Agustus 2025 menjadi bulan penting dalam evaluasi kinerja Anggaran Pendapatan dan Belanja Negara (APBN) di lingkup Kantor Pelayanan Perbendaharaan Negara (KPPN) Kuala Tungkal. Sebagai ujung tombak Direktorat Jenderal Perbendaharaan (DJPb) Kementerian Keuangan, KPPN Kuala Tungkal berperan memastikan implementasi APBN berjalan efektif, transparan, dan akuntabel.

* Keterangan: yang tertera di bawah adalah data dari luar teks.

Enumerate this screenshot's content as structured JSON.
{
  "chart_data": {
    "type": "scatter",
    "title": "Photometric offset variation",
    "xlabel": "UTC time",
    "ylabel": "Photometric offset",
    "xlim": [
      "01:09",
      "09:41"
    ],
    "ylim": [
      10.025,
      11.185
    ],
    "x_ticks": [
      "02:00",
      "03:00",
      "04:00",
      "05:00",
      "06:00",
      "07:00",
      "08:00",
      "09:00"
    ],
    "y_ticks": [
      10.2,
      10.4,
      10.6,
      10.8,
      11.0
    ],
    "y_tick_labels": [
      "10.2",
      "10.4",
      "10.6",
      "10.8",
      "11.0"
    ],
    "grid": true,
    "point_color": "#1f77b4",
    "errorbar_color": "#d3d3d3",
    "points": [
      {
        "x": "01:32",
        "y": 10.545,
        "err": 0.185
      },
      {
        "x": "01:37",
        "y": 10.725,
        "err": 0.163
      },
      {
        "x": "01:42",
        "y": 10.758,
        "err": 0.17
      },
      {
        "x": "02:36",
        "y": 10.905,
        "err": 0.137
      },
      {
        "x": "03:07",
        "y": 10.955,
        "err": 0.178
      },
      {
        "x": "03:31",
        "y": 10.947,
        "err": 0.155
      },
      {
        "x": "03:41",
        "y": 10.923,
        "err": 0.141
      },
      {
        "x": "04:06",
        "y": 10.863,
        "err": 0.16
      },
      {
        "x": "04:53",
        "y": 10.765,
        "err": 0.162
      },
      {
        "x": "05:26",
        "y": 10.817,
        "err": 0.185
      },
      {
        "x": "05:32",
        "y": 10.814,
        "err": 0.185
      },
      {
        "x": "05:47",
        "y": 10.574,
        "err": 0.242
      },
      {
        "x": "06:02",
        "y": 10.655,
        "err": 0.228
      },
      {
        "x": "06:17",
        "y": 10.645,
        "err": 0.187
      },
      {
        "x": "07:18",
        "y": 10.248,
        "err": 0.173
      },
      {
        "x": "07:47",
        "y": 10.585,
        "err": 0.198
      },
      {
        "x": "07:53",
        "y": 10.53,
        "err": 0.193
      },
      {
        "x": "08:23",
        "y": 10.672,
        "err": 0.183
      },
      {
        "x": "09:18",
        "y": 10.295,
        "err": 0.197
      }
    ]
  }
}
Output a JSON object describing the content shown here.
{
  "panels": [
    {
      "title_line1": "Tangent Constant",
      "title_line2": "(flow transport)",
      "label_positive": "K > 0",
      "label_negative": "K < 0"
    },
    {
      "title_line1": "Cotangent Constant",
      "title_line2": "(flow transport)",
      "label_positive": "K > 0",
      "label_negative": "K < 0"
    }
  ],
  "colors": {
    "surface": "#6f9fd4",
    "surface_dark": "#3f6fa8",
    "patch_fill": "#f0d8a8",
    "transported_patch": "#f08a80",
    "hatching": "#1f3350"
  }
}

Kinerja APBN edisi Agustus 2025 menunjukkan capaian positif di berbagai sektor, meskipun masih terdapat tantangan yang harus diantisipasi. Realisasi belanja negara, penyaluran Transfer ke Daerah (TKD), serta program prioritas terus diarahkan untuk mendukung pertumbuhan ekonomi, menjaga daya beli masyarakat, dan memperkuat pelayanan publik di Kabupaten Tanjung Jabung Barat dan Tanjung Jabung Timur.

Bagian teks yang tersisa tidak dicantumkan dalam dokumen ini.